Protein-energy starvation accelerates bone loss through additional mechanisms:

  • IGF-1 (which supports bone formation) falls in protein-energy malnutrition
  • Cortisol (elevated in starvation and chronic stress) directly inhibits osteoblast activity and reduces intestinal calcium absorption
  • The chronic inflammatory cytokines that accompany both starvation and chronic pain (TNF-α, IL-1, IL-6) stimulate osteoclast differentiation and bone resorption
  • Vitamin D deficiency — extremely common in populations with limited sunlight exposure and dietary restriction — impairs the intestinal absorption of calcium and the mineralisation of osteoid

The muscle relevance of starvation-related calcium dysregulation: In protein-energy malnutrition, muscle contractile protein is degraded for gluconeogenesis. As myosin and actin are consumed, the structural context for the Ca²⁺-dependent contractile cycle is disrupted. The sarcoplasmic reticulum, which sequesters and releases calcium in each contraction cycle, is itself a membrane-bound structure whose integrity depends on phospholipid synthesis (requiring B vitamins) and protein maintenance. Structural degradation of the SR in starvation impairs calcium handling at the most fundamental level — the SERCA pump cannot sequester Ca²⁺ efficiently when its membrane environment is damaged — creating the conditions for sustained intracellular Ca²⁺ elevation that characterises the TrP active locus.
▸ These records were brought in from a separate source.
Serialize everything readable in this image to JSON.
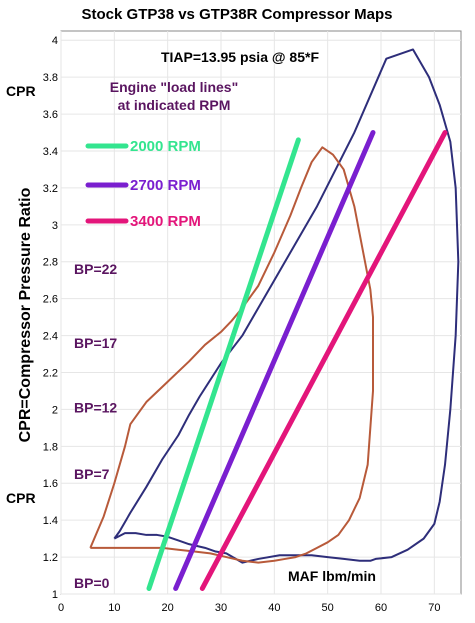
{
  "chart_data": {
    "type": "line",
    "title": "Stock GTP38 vs GTP38R Compressor Maps",
    "subtitle": "TIAP=13.95 psia @ 85*F",
    "annotation": "Engine \"load lines\"\nat indicated RPM",
    "xlabel": "MAF lbm/min",
    "ylabel": "CPR=Compressor Pressure Ratio",
    "ylabel_side_top": "CPR",
    "ylabel_side_bottom": "CPR",
    "xlim": [
      0,
      75
    ],
    "ylim": [
      1,
      4.05
    ],
    "x_ticks": [
      0,
      10,
      20,
      30,
      40,
      50,
      60,
      70
    ],
    "y_ticks": [
      1,
      1.2,
      1.4,
      1.6,
      1.8,
      2,
      2.2,
      2.4,
      2.6,
      2.8,
      3,
      3.2,
      3.4,
      3.6,
      3.8,
      4
    ],
    "boost_labels": [
      {
        "text": "BP=22",
        "y": 2.76
      },
      {
        "text": "BP=17",
        "y": 2.36
      },
      {
        "text": "BP=12",
        "y": 2.01
      },
      {
        "text": "BP=7",
        "y": 1.65
      },
      {
        "text": "BP=0",
        "y": 1.06
      }
    ],
    "series": [
      {
        "name": "2000 RPM",
        "color": "#33e58f",
        "width": 5,
        "x": [
          16.5,
          44.5
        ],
        "y": [
          1.03,
          3.46
        ]
      },
      {
        "name": "2700 RPM",
        "color": "#7a1fcf",
        "width": 5,
        "x": [
          21.5,
          58.5
        ],
        "y": [
          1.03,
          3.5
        ]
      },
      {
        "name": "3400 RPM",
        "color": "#e3157a",
        "width": 5,
        "x": [
          26.5,
          72.0
        ],
        "y": [
          1.03,
          3.5
        ]
      }
    ],
    "maps": [
      {
        "color": "#2e2e7a",
        "width": 2,
        "x": [
          10,
          11,
          13,
          16,
          19,
          22,
          24,
          26,
          28,
          30,
          34,
          40,
          48,
          55,
          61,
          66,
          69,
          71,
          73,
          74,
          74.5,
          74,
          73,
          72,
          71,
          70,
          68,
          65,
          62,
          59,
          58,
          56,
          53,
          50,
          47,
          44,
          41,
          37,
          34,
          31,
          29,
          27,
          24,
          22,
          20,
          18,
          16,
          14,
          12,
          10
        ],
        "y": [
          1.3,
          1.34,
          1.44,
          1.58,
          1.73,
          1.86,
          1.97,
          2.07,
          2.16,
          2.25,
          2.4,
          2.7,
          3.1,
          3.5,
          3.9,
          3.95,
          3.8,
          3.65,
          3.45,
          3.2,
          2.8,
          2.4,
          2.0,
          1.7,
          1.5,
          1.38,
          1.3,
          1.24,
          1.2,
          1.19,
          1.18,
          1.18,
          1.19,
          1.2,
          1.21,
          1.21,
          1.21,
          1.19,
          1.17,
          1.22,
          1.23,
          1.25,
          1.27,
          1.29,
          1.31,
          1.32,
          1.32,
          1.33,
          1.33,
          1.3
        ]
      },
      {
        "color": "#b85a3a",
        "width": 2,
        "x": [
          5.5,
          8,
          10,
          12,
          13,
          16,
          20,
          24,
          27,
          30,
          32,
          34,
          37,
          40,
          43,
          45,
          47,
          49,
          51,
          53,
          55,
          56,
          57,
          58,
          58.5,
          58.5,
          57.5,
          56,
          54,
          52,
          50,
          48,
          46,
          44,
          42,
          40,
          37,
          34,
          31,
          28,
          25,
          22,
          19,
          16,
          13,
          10,
          7,
          5.5
        ],
        "y": [
          1.25,
          1.42,
          1.6,
          1.8,
          1.92,
          2.04,
          2.15,
          2.26,
          2.35,
          2.42,
          2.48,
          2.55,
          2.67,
          2.85,
          3.05,
          3.2,
          3.34,
          3.42,
          3.38,
          3.3,
          3.1,
          2.95,
          2.8,
          2.65,
          2.5,
          2.1,
          1.7,
          1.52,
          1.4,
          1.32,
          1.28,
          1.25,
          1.22,
          1.2,
          1.19,
          1.18,
          1.17,
          1.18,
          1.2,
          1.22,
          1.23,
          1.24,
          1.25,
          1.25,
          1.25,
          1.25,
          1.25,
          1.25
        ]
      }
    ]
  }
}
In the context of myofascial pain, this means that patients with chronic pain who are simultaneously protein-malnourished (common in elderly patients, in patients with anorexia secondary to depression or chronic illness, and in patients on severely restricted diets) are at risk for impaired calcium handling in muscle independent of their serum calcium levels. The treatment implication is that nutritional rehabilitation — adequate protein, calcium, vitamin D, and magnesium — is a prerequisite for effective TrP management in nutritionally depleted patients.

References

  • Travell JG, Simons DG. Myofascial Pain and Dysfunction: The Trigger Point Manual, Volume 1. 2nd ed. Baltimore: Williams & Wilkins; 1999. Chapter 4, Section C.